Da experiência com o amor e a misericórdia de Deus, da mesma forma os frutos precisam ser para com o semelhante. Esta postura dissipa toda a treva que faz o homem permanecer no abismo de suas maldades, impulsionando a ser misericórdia principalmente para com os que estão à margem. Santo Agostinho no seu livro Confissões, nos afirma: “Essa terra (a alma misericordiosa) contém em si esta semente de compaixão, conforme for a sua semelhança com o próximo, porque é o sentimento nascido da nossa miséria que nos leva a ter piedade dos que estão precisando, na proporção em que desejaríamos que nos auxiliassem, se tivéssemos as mesmas necessidades”

A graça de Deus que atua na vida do homem, o remove da inércia e de seus egoísmos. O amor na prática é a realização na vida do movimento que o próprio Deus realizou no interno daquele que provou do pleno amor. Santo Agostinho, nos fala ao comentar o Evangelho de São João: “Principiai a amar o próximo. Reparti o vosso pão como que tem fome, e introduzi em vossa casa os pobres e os peregrinos; quando virdes um nu, vesti-o, e não desprezeis a vossa carne (Is 58,7). Procedendo assim, que vireis a conseguir? Então a tua luz romperá como a aurora”.

Outro passo a ser contemplado é a libertação das correntes que nos impedem de viver a nossa própria liberdade. Sim, pois como afirmamos anteriormente, corremos o risco de estarmos escravizados pelas correntes do pecado que nos torna orgulhosos, individualistas, indiferentes, invejosos e gananciosos.

Se o homem se encontra “livre em sua liberdade” pela graça de Deus, a este mesmo homem é concedida a capacidade de ser livre na relação com o outro. E essa liberdade se dá no próprio amor que não conhece amarras. Assim, descreve São Paulo no seu célebre hino à caridade:

“O amor tem paciência, o amor é serviçal, não é ciumento, não se pavoneia, não se incha de orgulho, nada faz de inconveniente, não procura o próprio interesse, não se irrita, não guarda rancor, não se regozija com a injustiça, mas encontra a sua alegria na verdade. Ele tudo desculpa, tudo crê, tudo espera, tudo suporta. […] Agora, portanto, permanecem estas três coisas, a fé, a esperança e o amor, mas o amor é o maior”. (I Cor 14, 4-7.13.)

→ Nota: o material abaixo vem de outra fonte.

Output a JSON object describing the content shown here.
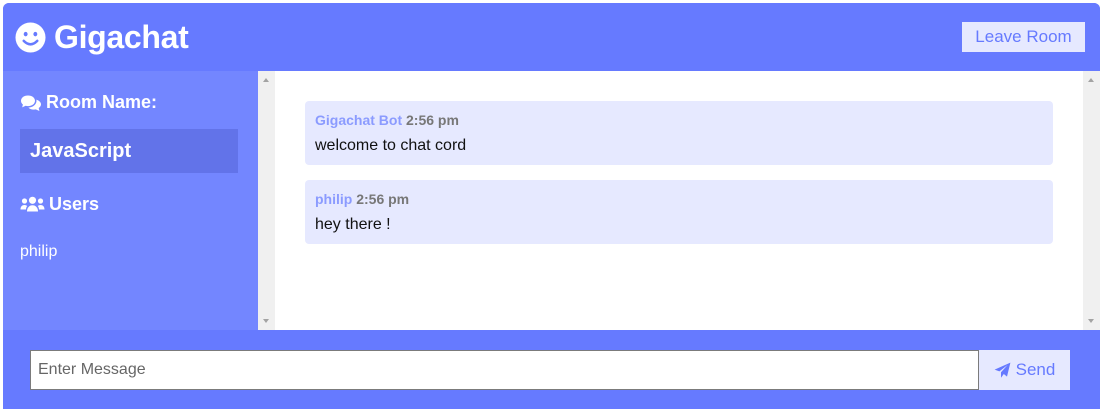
{
  "header": {
    "brand_icon": "smile-icon",
    "title": "Gigachat",
    "leave_label": "Leave Room"
  },
  "sidebar": {
    "room_heading_icon": "comments-icon",
    "room_heading": "Room Name:",
    "room_name": "JavaScript",
    "users_heading_icon": "users-icon",
    "users_heading": "Users",
    "users": [
      "philip"
    ]
  },
  "messages": [
    {
      "user": "Gigachat Bot",
      "time": "2:56 pm",
      "text": "welcome to chat cord"
    },
    {
      "user": "philip",
      "time": "2:56 pm",
      "text": "hey there !"
    }
  ],
  "composer": {
    "placeholder": "Enter Message",
    "value": "",
    "send_icon": "paper-plane-icon",
    "send_label": "Send"
  },
  "colors": {
    "primary": "#667aff",
    "sidebar": "#7386ff",
    "room_name_bg": "#6273e9",
    "light": "#e6e9ff",
    "username": "#8b9bff",
    "time": "#777777"
  }
}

A vida na graça de Deus capacita o ser humano a ordenar todas as coisas para o amor, concedendo-lhe a força que humanamente é portador. Segundo Juan Luiz de La Peña, “o dom de Deus transforma real e interiormente o ser humano; o homem agraciado é capaz de atos e atitudes que antes lhe eram impossíveis. Diante desse chamamento, só me resta comportar-me respondendo livremente. E tal resposta, quando afirmativa, já é fruto do amor que me ama”.

Que o Senhor nos conceda a graça de, em primeiro lugar, vivermos uma experiência profunda e verdadeira com o Seu amor que nos cura, liberta do pecado, nos santifica e nos leva em direção ao irmão, amando-o, servindo-o e acolhendo como cada um é digno de ser amado. Assim seja.

Deus abençoe você!

Fontes:

AGOSTINHO, Santo. Confissões. Tradução de J. Oliveira e A. Ambrósio de Pina. 6a ed. Petrópolis: Vozes, 2015.

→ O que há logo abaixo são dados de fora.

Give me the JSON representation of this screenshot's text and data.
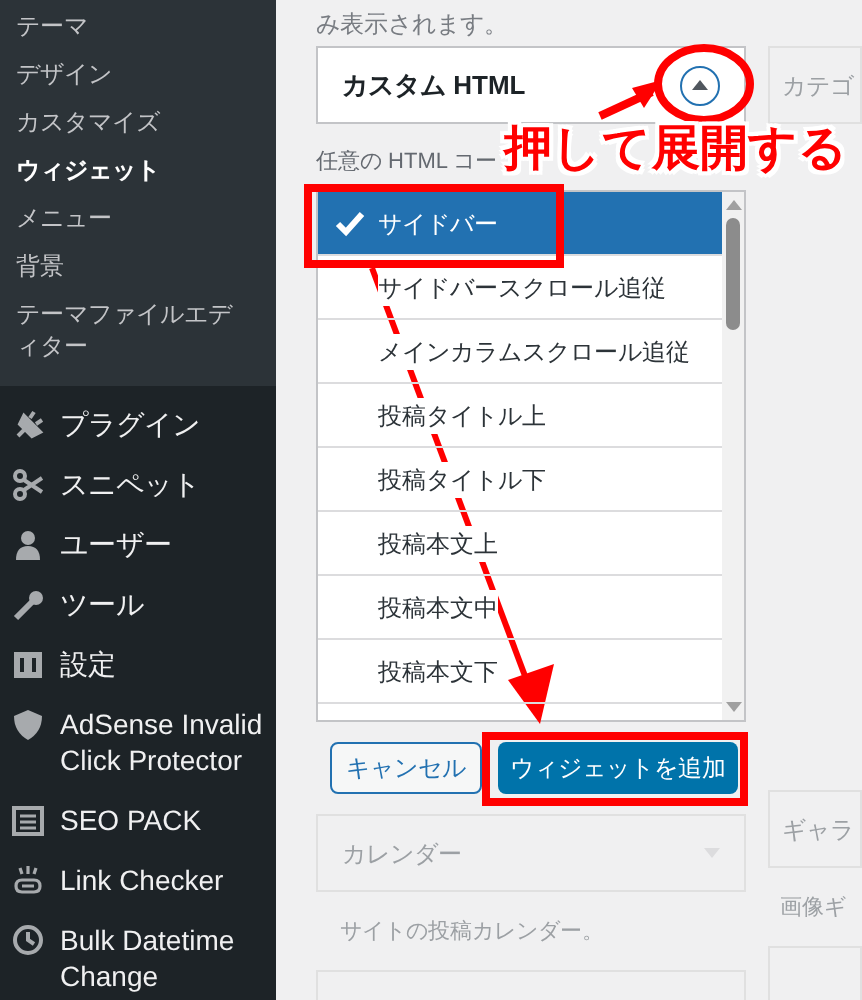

______. Comentário ao Evangelho e ao Apocalipse de São João. Tradução de Pe. José Augusto Rodrigues Amado. São Paulo: Cultor de livros, 2017. (Tomo I)

BÍBLIA Sagrada CNBB. 10ª ed. São Paulo: Edições CNBB/ Editora Canção Nova, 2010.

FRANCISCO. Carta encíclica Fratelli Tutti – sobre a fraternidade e amizade social. Disponível em: <https://www.vatican.va/content/francesco/pt/encyclicals/documents/papa-francesco_20201003_enciclica-fratelli-tutti.html>.

PEÑA, Juan Luis Ruiz de La. Criação, graça, salvação. Tradução de João Paixão Netto. São Paulo: Loyola, 1998.